The Abu Dhabi National Oil Company (Adnoc) on Wednesday announced the award of a dredging, land reclamation and marine construction contract to build multiple artificial islands in the first phase of development of the Ghasha Concession.
The contract awarded to the UAE’s National Marine Dredging Company (NMDC) is valued at AED5 billion ($1.36 billion) and will achieve substantial in-country value of over 70 percent. The Ghasha Concession consists of the Hail, Ghasha, Dalma, Nasr and Mubarraz offshore sour gas fields.
Under the terms of the contract, NMDC will construct 10 new artificial islands and two causeways, as well as expand an existing island, Al Ghaf. The project is expected to take 38 months to complete and will provide the infrastructure required to further develop, drill and produce gas from the sour gas fields in the Ghasha Concession. At peak construction, the project is expected to employ over 3,500 people.
The award was signed by Abdulmunim Al Kindy, Adnoc Upstream Executive Director, and Yasser Zaghloul, NMDC CEO, and was witnessed by Dr Sultan Ahmad Al Jaber, Minister of State and Adnoc Group CEO, and Mohammed Thani Murshed Al Rumaithi, Chairman of NMDC.
Dr Al Jaber said, “This award accelerates the development of the Hail, Ghasha and Dalma sour gas offshore mega-project, which is an integral part of Adnoc’s 2030 smart growth strategy. As one of the world’s largest sour gas projects it will make a significant contribution to the UAE’s objective to become gas self-sufficient and transition to a potential net gas exporter.
“NMDC was selected after a rigorous and competitive tender process. The award of this project to a UAE company will generate substantial In-Country Value, supporting local economic growth. In addition, it demonstrates the rapid rogress Adnoc is making to leverage and create value from Abu Dhabi’s substantial, untapped, hydrocarbon resources.”

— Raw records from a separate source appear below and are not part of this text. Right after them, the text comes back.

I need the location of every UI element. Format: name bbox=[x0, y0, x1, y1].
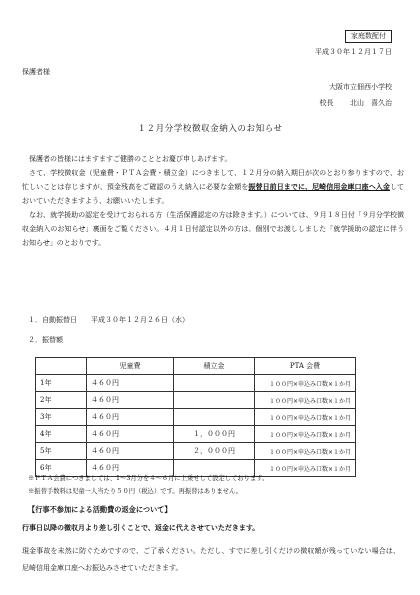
grade-cell: 6年 bbox=[36, 460, 87, 477]
fee-note: ※振替手数料は児童一人当たり５０円（税込）です。再振替はありません。 bbox=[28, 488, 242, 495]
table-row bbox=[36, 409, 356, 426]
school-name: 大阪市立佃西小学校 bbox=[329, 83, 392, 91]
savings-cell bbox=[174, 409, 255, 426]
table-header-cell: PTA 会費 bbox=[255, 358, 356, 375]
principal-name: 北山 喜久治 bbox=[350, 99, 392, 107]
savings-cell bbox=[174, 392, 255, 409]
greeting-paragraph: 保護者の皆様にはますますご健勝のこととお慶び申しあげます。 bbox=[29, 155, 232, 163]
body-text bbox=[22, 152, 404, 250]
principal bbox=[320, 99, 392, 108]
table-row bbox=[36, 443, 356, 460]
savings-cell bbox=[174, 375, 255, 392]
assistance-paragraph: なお、就学援助の認定を受けておられる方（生活保護認定の方は除きます。）については、９月１８日付「９月分学校徴収金納入のお知らせ」裏面をご覧ください。４月１日付認定以外の方は、個別でお渡ししました「就学援助の認定に伴うお知らせ」のとおりです。 bbox=[22, 211, 404, 247]
pta-note: ※ＰＴＡ会費につきましては、1～3月分を４～６月に上乗せして設定しております。 bbox=[28, 475, 269, 482]
child-fee-cell: ４６０円 bbox=[87, 443, 174, 460]
grade-cell: 3年 bbox=[36, 409, 87, 426]
table-row bbox=[36, 375, 356, 392]
pta-fee-cell: １００円×申込み口数×１か月 bbox=[255, 375, 356, 392]
table-row bbox=[36, 426, 356, 443]
table-row bbox=[36, 392, 356, 409]
pta-fee-cell: １００円×申込み口数×１か月 bbox=[255, 392, 356, 409]
savings-cell: １，０００円 bbox=[174, 426, 255, 443]
table-header-cell: 積立金 bbox=[174, 358, 255, 375]
payment-paragraph: さて、学校徴収金（児童費・ＰＴＡ会費・積立金）につきまして、１２月分の納入期日が次のとおり参りますので、お忙しいことは存じますが、預金残高をご確認のうえ納入に必要な金額を振替日前日までに、尼崎信用金庫口座へ入金しておいていただきますよう、お願いいたします。 bbox=[22, 169, 405, 205]
child-fee-cell: ４６０円 bbox=[87, 460, 174, 477]
grade-cell: 5年 bbox=[36, 443, 87, 460]
transfer-amount-heading: ２．振替額 bbox=[28, 336, 63, 344]
fee-table bbox=[35, 357, 356, 477]
table-header-cell bbox=[36, 358, 87, 375]
deposit-deadline-emphasis: 振替日前日までに、尼崎信用金庫口座へ入金 bbox=[248, 182, 390, 191]
transfer-date: １．自動振替日 平成３０年１２月２６日（水） bbox=[28, 316, 189, 324]
child-fee-cell: ４６０円 bbox=[87, 409, 174, 426]
grade-cell: 1年 bbox=[36, 375, 87, 392]
table-row bbox=[36, 460, 356, 477]
issue-date: 平成３０年１２月１７日 bbox=[315, 48, 392, 56]
savings-cell bbox=[174, 460, 255, 477]
principal-title: 校長 bbox=[319, 99, 334, 107]
table-header-row bbox=[36, 358, 356, 375]
child-fee-cell: ４６０円 bbox=[87, 392, 174, 409]
pta-fee-cell: １００円×申込み口数×１か月 bbox=[255, 409, 356, 426]
refund-heading: 【行事不参加による活動費の返金について】 bbox=[28, 505, 172, 514]
child-fee-cell: ４６０円 bbox=[87, 375, 174, 392]
pta-fee-cell: １００円×申込み口数×１か月 bbox=[255, 443, 356, 460]
pta-fee-cell: １００円×申込み口数×１か月 bbox=[255, 426, 356, 443]
refund-details: 現金事故を未然に防ぐためですので、ご了承ください。ただし、すでに差し引くだけの徴収額が残っていない場合は、尼崎信用金庫口座へお振込みさせていただきます。 bbox=[22, 547, 400, 572]
pta-fee-cell: １００円×申込み口数×１か月 bbox=[255, 460, 356, 477]
savings-cell: ２，０００円 bbox=[174, 443, 255, 460]
grade-cell: 4年 bbox=[36, 426, 87, 443]
table-header-cell: 児童費 bbox=[87, 358, 174, 375]
recipient: 保護者様 bbox=[22, 68, 50, 76]
refund-policy: 行事日以降の徴収月より差し引くことで、返金に代えさせていただきます。 bbox=[22, 523, 260, 532]
child-fee-cell: ４６０円 bbox=[87, 426, 174, 443]
document-title: １２月分学校徴収金納入のお知らせ bbox=[137, 124, 283, 134]
distribution-badge: 家庭数配付 bbox=[345, 30, 392, 43]
grade-cell: 2年 bbox=[36, 392, 87, 409]
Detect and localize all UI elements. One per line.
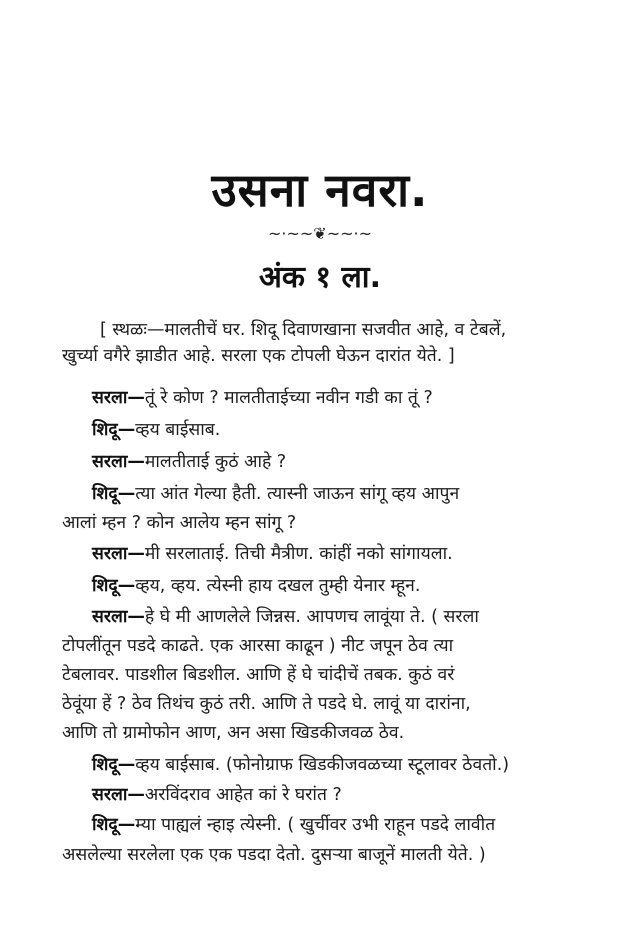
ornament-divider: ~·~~❦~~·~ [267, 224, 372, 243]
speech-text: म्या पाह्यलं न्हाइ त्येस्नी. ( खुर्चीवर उभी राहून पडदे लावीत [135, 815, 496, 835]
stage-direction-line: [ स्थळः—मालतीचें घर. शिदू दिवाणखाना सजवीत आहे, व टेबलें, [100, 320, 507, 340]
speech-text: टेबलावर. पाडशील बिडशील. आणि हें घे चांदीचें तबक. कुठं वरं [62, 665, 455, 685]
speaker-name: शिदू— [92, 576, 136, 596]
dialogue-line [92, 449, 286, 473]
dialogue-line [62, 691, 471, 715]
stage-direction-line: खुर्च्या वगैरे झाडीत आहे. सरला एक टोपली घेऊन दारांत येते. ] [62, 346, 455, 366]
speech-text: असलेल्या सरलेला एक एक पडदा देतो. दुसऱ्या बाजूनें मालती येते. ) [62, 845, 486, 865]
play-title: उसना नवरा. [211, 163, 429, 217]
speaker-name: सरला— [92, 785, 145, 805]
speech-text: व्हय, व्हय. त्येस्नी हाय दखल तुम्ही येनार म्हून. [135, 576, 421, 596]
speech-text: आणि तो ग्रामोफोन आण, अन असा खिडकीजवळ ठेव. [62, 723, 405, 743]
speaker-name: शिदू— [92, 420, 136, 440]
speech-text: मी सरलाताई. तिची मैत्रीण. कांहीं नको सांगायला. [144, 544, 453, 564]
act-heading: अंक १ ला. [259, 260, 381, 295]
speech-text: व्हय बाईसाब. [135, 420, 221, 440]
dialogue-line [92, 417, 220, 441]
speaker-name: सरला— [92, 452, 145, 472]
speaker-name: सरला— [92, 388, 145, 408]
dialogue-line [92, 604, 479, 628]
dialogue-line [92, 541, 453, 565]
speech-text: टोपलींतून पडदे काढते. एक आरसा काढून ) नीट जपून ठेव त्या [62, 636, 454, 656]
speech-text: त्या आंत गेल्या हैती. त्यास्नी जाऊन सांगू व्हय आपुन [135, 484, 460, 504]
dialogue-line [62, 662, 454, 686]
dialogue-line [92, 812, 495, 836]
dialogue-line [92, 573, 420, 597]
dialogue-line [62, 720, 404, 744]
dialogue-line [92, 481, 459, 505]
speaker-name: शिदू— [92, 484, 136, 504]
speaker-name: शिदू— [92, 815, 136, 835]
speech-text: मालतीताई कुठं आहे ? [144, 452, 287, 472]
speaker-name: सरला— [92, 544, 145, 564]
speech-text: ठेवूंया हें ? ठेव तिथंच कुठं तरी. आणि ते पडदे घे. लावूं या दारांना, [62, 694, 471, 714]
speech-text: व्हय बाईसाब. (फोनोग्राफ खिडकीजवळच्या स्टूलावर ठेवतो.) [135, 755, 510, 775]
dialogue-line [92, 782, 342, 806]
speech-text: आलां म्हन ? कोन आलेय म्हन सांगू ? [62, 513, 297, 533]
speaker-name: सरला— [92, 607, 145, 627]
dialogue-line [62, 510, 296, 534]
dialogue-line [62, 633, 453, 657]
speaker-name: शिदू— [92, 755, 136, 775]
dialogue-line [92, 752, 509, 776]
dialogue-line [92, 385, 433, 409]
speech-text: तूं रे कोण ? मालतीताईच्या नवीन गडी का तूं ? [144, 388, 433, 408]
dialogue-line [62, 842, 486, 866]
speech-text: अरविंदराव आहेत कां रे घरांत ? [144, 785, 342, 805]
speech-text: हे घे मी आणलेले जिन्नस. आपणच लावूंया ते. ( सरला [144, 607, 479, 627]
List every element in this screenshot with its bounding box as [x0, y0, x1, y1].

As part of the selection criteria for the contract, Adnoc carefully considered the extent to which bidders would maximise in-country value in the delivery of the project. This is a mechanism integrated with Adnoc’s tender evaluation process, aimed at nurturing new local and international partnerships and business opportunities, catalysing socio-economic gro-wth and creating job opportunities for UAE nationals. The successful bid by NMDC prioritised UAE sources for materials, as well as use of mostly local suppliers, manufacturers and workforce, resulting in a total local spend of over AED 3.62 billion (almost $1 billion).